L'amour-haine avec les marchés boursiers

©Sofie Van Hoof

Les banques centrales ont noué d’étranges relations avec les marchés financiers. Souvent d’amour, mais parfois de haine. Les Bourses n’ont en tout cas pas apprécié les derniers mouvements de la BCE.

Quelle étrange relation que celle qui s’est nouée entre les marchés financiers et les banques centrales. Une sorte de relation d’amour-haine, où l’on marche toujours sur le fil, en menaçant souvent de tomber dans le vide. Depuis le début de l’année, les annonces des banques centrales avaient été accueillies avec un certain enthousiasme, tant en Europe qu’aux Etats-Unis. De quoi provoquer un rebond boursier de 10 à 12% en janvier-février et d’apaiser la douleur provoquée par la chute des marchés en fin d’année.

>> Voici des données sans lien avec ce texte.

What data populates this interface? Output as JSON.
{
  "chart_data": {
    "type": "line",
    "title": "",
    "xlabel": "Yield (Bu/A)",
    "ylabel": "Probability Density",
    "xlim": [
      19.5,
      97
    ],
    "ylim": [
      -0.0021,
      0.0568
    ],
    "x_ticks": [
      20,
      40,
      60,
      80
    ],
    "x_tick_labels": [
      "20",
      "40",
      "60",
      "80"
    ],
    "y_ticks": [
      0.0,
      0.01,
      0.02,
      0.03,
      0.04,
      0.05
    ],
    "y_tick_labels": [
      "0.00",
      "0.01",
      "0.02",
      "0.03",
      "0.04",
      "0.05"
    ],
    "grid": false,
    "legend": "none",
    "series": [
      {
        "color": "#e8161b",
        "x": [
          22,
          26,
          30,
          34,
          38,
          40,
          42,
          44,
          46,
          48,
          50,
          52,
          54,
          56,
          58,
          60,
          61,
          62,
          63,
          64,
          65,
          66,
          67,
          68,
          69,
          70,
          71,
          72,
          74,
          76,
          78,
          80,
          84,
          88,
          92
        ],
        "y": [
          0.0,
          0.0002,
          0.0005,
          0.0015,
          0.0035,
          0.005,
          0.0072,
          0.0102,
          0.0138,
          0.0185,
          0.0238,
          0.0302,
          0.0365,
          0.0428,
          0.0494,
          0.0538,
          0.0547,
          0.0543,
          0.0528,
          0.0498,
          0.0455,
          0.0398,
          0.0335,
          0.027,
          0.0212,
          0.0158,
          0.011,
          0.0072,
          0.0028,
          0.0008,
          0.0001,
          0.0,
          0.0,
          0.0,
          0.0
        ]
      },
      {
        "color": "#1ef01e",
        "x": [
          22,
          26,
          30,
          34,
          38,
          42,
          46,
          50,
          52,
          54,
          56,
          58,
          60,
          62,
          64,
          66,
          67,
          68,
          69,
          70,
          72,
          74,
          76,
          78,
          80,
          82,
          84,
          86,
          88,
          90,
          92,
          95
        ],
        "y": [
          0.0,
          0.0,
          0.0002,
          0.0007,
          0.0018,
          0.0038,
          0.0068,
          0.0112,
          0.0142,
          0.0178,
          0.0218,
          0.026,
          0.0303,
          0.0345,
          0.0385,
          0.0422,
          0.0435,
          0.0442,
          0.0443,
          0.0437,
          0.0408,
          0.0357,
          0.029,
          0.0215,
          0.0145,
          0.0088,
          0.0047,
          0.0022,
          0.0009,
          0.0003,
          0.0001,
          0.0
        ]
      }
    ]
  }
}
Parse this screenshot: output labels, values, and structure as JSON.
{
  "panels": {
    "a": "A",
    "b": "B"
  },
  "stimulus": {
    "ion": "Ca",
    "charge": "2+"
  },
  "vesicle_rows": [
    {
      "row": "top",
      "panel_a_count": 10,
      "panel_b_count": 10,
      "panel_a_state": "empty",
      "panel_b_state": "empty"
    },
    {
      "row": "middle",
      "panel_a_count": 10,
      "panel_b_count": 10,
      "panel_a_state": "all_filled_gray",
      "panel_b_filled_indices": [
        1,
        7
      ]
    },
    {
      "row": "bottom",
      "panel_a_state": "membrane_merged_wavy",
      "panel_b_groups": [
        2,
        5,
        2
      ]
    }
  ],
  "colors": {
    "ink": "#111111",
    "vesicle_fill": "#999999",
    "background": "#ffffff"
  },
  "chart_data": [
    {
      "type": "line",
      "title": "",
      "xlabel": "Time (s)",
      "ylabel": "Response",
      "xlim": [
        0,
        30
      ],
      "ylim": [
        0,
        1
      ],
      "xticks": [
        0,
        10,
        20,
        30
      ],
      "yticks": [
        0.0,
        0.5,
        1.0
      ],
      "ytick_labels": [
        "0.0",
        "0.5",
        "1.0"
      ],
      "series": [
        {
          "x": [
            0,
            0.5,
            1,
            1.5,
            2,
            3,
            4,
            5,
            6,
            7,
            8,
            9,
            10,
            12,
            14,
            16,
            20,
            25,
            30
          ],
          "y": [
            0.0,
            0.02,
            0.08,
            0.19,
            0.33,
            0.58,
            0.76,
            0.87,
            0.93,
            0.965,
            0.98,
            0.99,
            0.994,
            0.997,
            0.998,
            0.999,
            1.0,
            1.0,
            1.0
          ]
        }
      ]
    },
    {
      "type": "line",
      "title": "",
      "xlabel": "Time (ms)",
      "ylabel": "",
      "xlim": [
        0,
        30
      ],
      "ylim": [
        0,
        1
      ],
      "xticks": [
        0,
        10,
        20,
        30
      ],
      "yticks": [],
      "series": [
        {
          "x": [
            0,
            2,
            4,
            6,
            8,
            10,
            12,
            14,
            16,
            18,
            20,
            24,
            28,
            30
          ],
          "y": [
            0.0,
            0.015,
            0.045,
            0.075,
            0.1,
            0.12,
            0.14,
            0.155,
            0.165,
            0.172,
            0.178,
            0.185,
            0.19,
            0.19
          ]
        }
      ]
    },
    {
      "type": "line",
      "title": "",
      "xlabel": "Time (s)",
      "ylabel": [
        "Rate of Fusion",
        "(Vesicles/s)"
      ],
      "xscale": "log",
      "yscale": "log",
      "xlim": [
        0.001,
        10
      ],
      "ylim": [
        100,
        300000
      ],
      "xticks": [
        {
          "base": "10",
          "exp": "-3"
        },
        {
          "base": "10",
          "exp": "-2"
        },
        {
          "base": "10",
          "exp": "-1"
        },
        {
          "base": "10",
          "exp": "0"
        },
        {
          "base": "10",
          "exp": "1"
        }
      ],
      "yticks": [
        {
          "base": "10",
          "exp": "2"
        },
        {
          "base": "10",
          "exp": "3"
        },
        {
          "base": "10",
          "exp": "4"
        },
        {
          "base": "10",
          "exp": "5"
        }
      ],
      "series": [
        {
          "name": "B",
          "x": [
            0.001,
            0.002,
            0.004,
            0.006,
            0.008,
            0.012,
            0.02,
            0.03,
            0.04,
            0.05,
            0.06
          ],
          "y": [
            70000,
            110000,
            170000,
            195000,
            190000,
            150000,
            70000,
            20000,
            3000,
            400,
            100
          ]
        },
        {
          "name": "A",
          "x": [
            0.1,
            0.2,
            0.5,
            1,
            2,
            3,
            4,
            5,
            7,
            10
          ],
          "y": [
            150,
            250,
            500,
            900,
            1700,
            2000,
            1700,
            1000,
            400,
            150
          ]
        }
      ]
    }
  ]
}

Mais jeudi, le scénario n’a nullement été respecté. Mario Draghi a pourtant annoncé que toute hausse des taux serait reportée à l’an prochain et que la Banque centrale européenne (BCE) procéderait à de nouveaux prêts à long terme aux banques. Des gestes de "colombes" monétaires, a priori positifs pour les marchés. Mais ces derniers n’ont pas apprécié le hors-d’œuvre de ce menu monétaire. En l’occurrence une révision assez drastique des prévisions de croissance et d’inflation. Selon la BCE, la croissance économique dans la zone euro devrait retomber en 2019 à 1,1% seulement.

La veille déjà, l’OCDE à Paris avait frappé encore plus fort avec une prévision ramenée à 1% (contre 1,8% précédemment). L’Allemagne ne croîtrait même que de 0,7% et l’Italie plongerait en récession (-0,2%).

Inattendues, ces nouvelles très moroses sur le front conjoncturel et surtout la précipitation de la BCE à y réagir (ce qui n’est pas dans ses habitudes) ont plombé le sentiment sur les marchés boursiers. D’autant que – c’est désormais une certitude – Mario Draghi va réussir l’exploit de ne jamais avoir relevé ses taux pendant son mandat de huit ans qui se termine à la fin octobre. Cela en dit long sur l’ampleur de cette crise dont l’Europe ne semble pas vouloir sortir et qui par certains égards commence à dangereusement ressembler au cas japonais.

Les marchés n’ont pas digéré le hors-d’œuvre du menu monétaire de la BCE. En l’occurrence une révision drastique des prévisions de croissance.

Étreinte

Dans son rapport trimestriel publié cette semaine, la Banque des règlements internationaux (BRI) souligne que le fonctionnement des marchés s’est modifié depuis ce que l’on a appelé la Grande crise financière de 2008. Les prix sur les marchés suivent parfois des trajectoires qui, à l’aune des critères de l’avant-crise, seraient considérées comme des "anomalies", écrit la Banque des banques centrales.

Il y a surtout, dit-elle, cette imbrication extraordinaire des relations entre les banques centrales et les marchés financiers. Les marchés sont à l’affût des moindres faits et gestes des banques centrales, dont ils tirent leur orientation et dans lesquels ils cherchent un motif de réconfort. De leur côté, les banques centrales scrutent les marchés financiers pour mieux comprendre ce que l’avenir réserve à l’économie, les marchés reflétant et influençant l’activité. La BRI va plus loin dans la métaphore en avançant que les banques centrales et les marchés cheminent enserrés dans une étreinte mais qu’il est parfois bien difficile de distinguer les mouvements propres à chacun. On vous parlait d’amour…

Ce qui est clair pour l’institution de Bâle, c’est que le processus de resserrement monétaire très progressif et prévisible est aujourd’hui mis en suspens, tant les perspectives économiques sont devenues plus incertaines.

Comme le dit un banquier privé, nous vivons aujourd’hui dans un contexte où les banquiers centraux peuvent aisément propulser les marchés en ligne droite de 20%. Vers le haut comme vers le bas. Et cela indépendamment des éléments fondamentaux. Ce n’est pas tout à fait rassurant.

En attendant, Wall Street vient de fêter les 10 ans de son marché haussier ("bull market"). Allez, happy birthday!